The March 29 press release from the Nation’s development arm, the Nch'ḵay̓ Development Corporation, and its affordable housing provider, Hiy̓ám̓ Housing, said they are looking for firms to help it formulate its plans.

Khelsilem said ch’ḵw’elhp is significant as it is one of the founding villages for the Squamish people and home of their origin stories. After the story of the great flood, the survivors repopulated the territory. One of the places they began was around the Gibsons Harbour. 

“We've come a long way from that, but it has a special place in the hearts and minds of a lot of Squamish people, because it is the place that our people originated from,” Khelsilem said. 

“It's also an area that our people have always wanted to return home to. We don't have any sort of permanent presence there right now. And there's a dark history … of the previous leases that used to be on the site and how those came about through the corruption within the federal government,” Khelsilem said. “But I think we're excited to re-explore what can happen on some of our lands there, and then potentially, bring those back to our community for engagement.
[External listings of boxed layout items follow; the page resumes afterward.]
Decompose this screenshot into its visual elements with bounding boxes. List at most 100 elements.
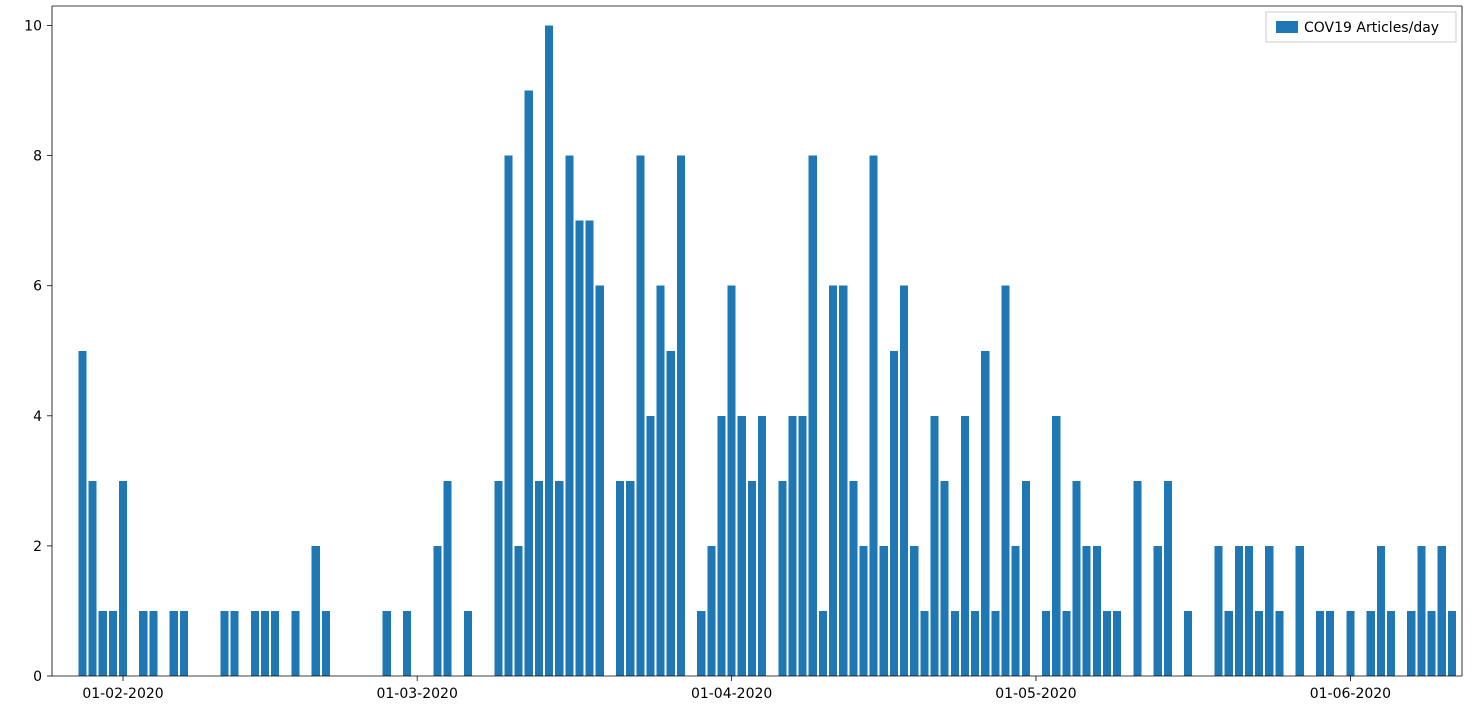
bar bbox=[1448, 611, 1456, 676]
bar bbox=[1316, 611, 1324, 676]
bar bbox=[758, 416, 766, 676]
bar bbox=[515, 546, 523, 676]
bar bbox=[525, 91, 533, 676]
bar bbox=[170, 611, 178, 676]
bar bbox=[251, 611, 259, 676]
bar bbox=[991, 611, 999, 676]
bar bbox=[677, 156, 685, 676]
bar bbox=[312, 546, 320, 676]
bar bbox=[1093, 546, 1101, 676]
bar bbox=[1346, 611, 1354, 676]
bar bbox=[1326, 611, 1334, 676]
bar bbox=[697, 611, 705, 676]
x-tick-label: 01-03-2020 bbox=[376, 686, 457, 702]
bar bbox=[799, 416, 807, 676]
bar bbox=[1042, 611, 1050, 676]
bar bbox=[1184, 611, 1192, 676]
bar bbox=[626, 481, 634, 676]
x-tick-label: 01-05-2020 bbox=[995, 686, 1076, 702]
bar bbox=[464, 611, 472, 676]
bar bbox=[433, 546, 441, 676]
x-tick-label: 01-04-2020 bbox=[691, 686, 772, 702]
bar bbox=[586, 221, 594, 676]
bar bbox=[920, 611, 928, 676]
bar bbox=[271, 611, 279, 676]
bar bbox=[180, 611, 188, 676]
bar bbox=[616, 481, 624, 676]
bar bbox=[1133, 481, 1141, 676]
bar bbox=[291, 611, 299, 676]
bar bbox=[748, 481, 756, 676]
bar bbox=[890, 351, 898, 676]
y-tick-label: 2 bbox=[33, 539, 42, 555]
bar bbox=[403, 611, 411, 676]
bar bbox=[859, 546, 867, 676]
bar bbox=[738, 416, 746, 676]
bar bbox=[504, 156, 512, 676]
bar bbox=[139, 611, 147, 676]
bar bbox=[322, 611, 330, 676]
bar bbox=[1367, 611, 1375, 676]
bar bbox=[1428, 611, 1436, 676]
bar bbox=[99, 611, 107, 676]
bar bbox=[1407, 611, 1415, 676]
bar bbox=[149, 611, 157, 676]
bar bbox=[555, 481, 563, 676]
bar bbox=[788, 416, 796, 676]
bar bbox=[1387, 611, 1395, 676]
bar bbox=[657, 286, 665, 676]
bar bbox=[809, 156, 817, 676]
bar bbox=[839, 286, 847, 676]
chart-container: 024681001-02-202001-03-202001-04-202001-… bbox=[0, 0, 1472, 716]
bar bbox=[575, 221, 583, 676]
bar bbox=[1255, 611, 1263, 676]
bar bbox=[565, 156, 573, 676]
bar bbox=[819, 611, 827, 676]
bar bbox=[1154, 546, 1162, 676]
bar bbox=[220, 611, 228, 676]
bar bbox=[535, 481, 543, 676]
bar bbox=[930, 416, 938, 676]
bar bbox=[1214, 546, 1222, 676]
bar bbox=[667, 351, 675, 676]
bar bbox=[1103, 611, 1111, 676]
bar bbox=[910, 546, 918, 676]
x-tick-label: 01-02-2020 bbox=[82, 686, 163, 702]
bar bbox=[1052, 416, 1060, 676]
bar bbox=[109, 611, 117, 676]
bar bbox=[728, 286, 736, 676]
bar bbox=[1113, 611, 1121, 676]
bar bbox=[596, 286, 604, 676]
bar bbox=[1012, 546, 1020, 676]
bar bbox=[119, 481, 127, 676]
bar bbox=[880, 546, 888, 676]
bar bbox=[1377, 546, 1385, 676]
bar bbox=[444, 481, 452, 676]
bar-chart: 024681001-02-202001-03-202001-04-202001-… bbox=[0, 0, 1472, 716]
bar bbox=[1235, 546, 1243, 676]
bar bbox=[849, 481, 857, 676]
y-tick-label: 8 bbox=[33, 149, 42, 165]
bar bbox=[941, 481, 949, 676]
bar bbox=[971, 611, 979, 676]
bar bbox=[383, 611, 391, 676]
bar bbox=[1296, 546, 1304, 676]
bar bbox=[1417, 546, 1425, 676]
bar bbox=[545, 26, 553, 676]
bar bbox=[870, 156, 878, 676]
bar bbox=[1275, 611, 1283, 676]
bar bbox=[494, 481, 502, 676]
y-tick-label: 4 bbox=[33, 409, 42, 425]
bar bbox=[1438, 546, 1446, 676]
y-tick-label: 6 bbox=[33, 279, 42, 295]
bar bbox=[78, 351, 86, 676]
legend-label: COV19 Articles/day bbox=[1304, 20, 1439, 36]
bar bbox=[951, 611, 959, 676]
bar bbox=[1245, 546, 1253, 676]
bar bbox=[646, 416, 654, 676]
legend-swatch bbox=[1276, 21, 1298, 33]
bar bbox=[981, 351, 989, 676]
bar bbox=[1225, 611, 1233, 676]
bar bbox=[1265, 546, 1273, 676]
bar bbox=[1164, 481, 1172, 676]
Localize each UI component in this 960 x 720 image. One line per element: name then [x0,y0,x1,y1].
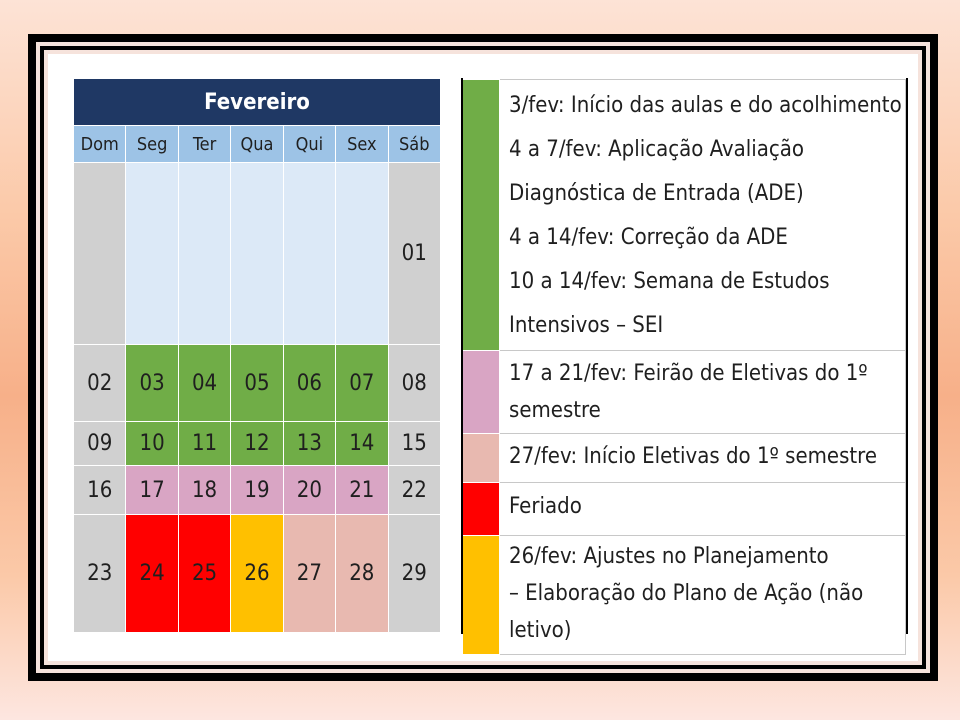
legend-line: Intensivos – SEI [509,313,664,338]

And then potentially develop more long-term plans to utilize all of our lands.” 

The land reserve was allocated based off the population of the Squamish Nation at the time, Khelsilem explained. But the federal government’s formula came after successive waves of diseases that swept through the northwest coast and reduced the Squamish population. 

“It was a very paternalistic, very colonial way of allocating reserve lands,” Khelsilem said. “And so the size of the reserve now doesn’t reflect, I think, the true ownership of those lands as Squamish Nation lands.” 

It’s still too early to say what engagement with Squamish Nation members will look like. It’s also too soon to say who housing would be for, but “there is a desire by Squamish people to be able to have access to those lands for potential housing of our community members,” Khelsilem said. “There might be potential for economic development on those lands, but that's part of the analysis that will happen over the next year.”

Though Squamish Nation’s territory on the Sunshine Coast also includes Keats and Gambier islands, those areas are not being considered for development. 

Future updates on the Nation’s land use strategies will be made available in a public announcement.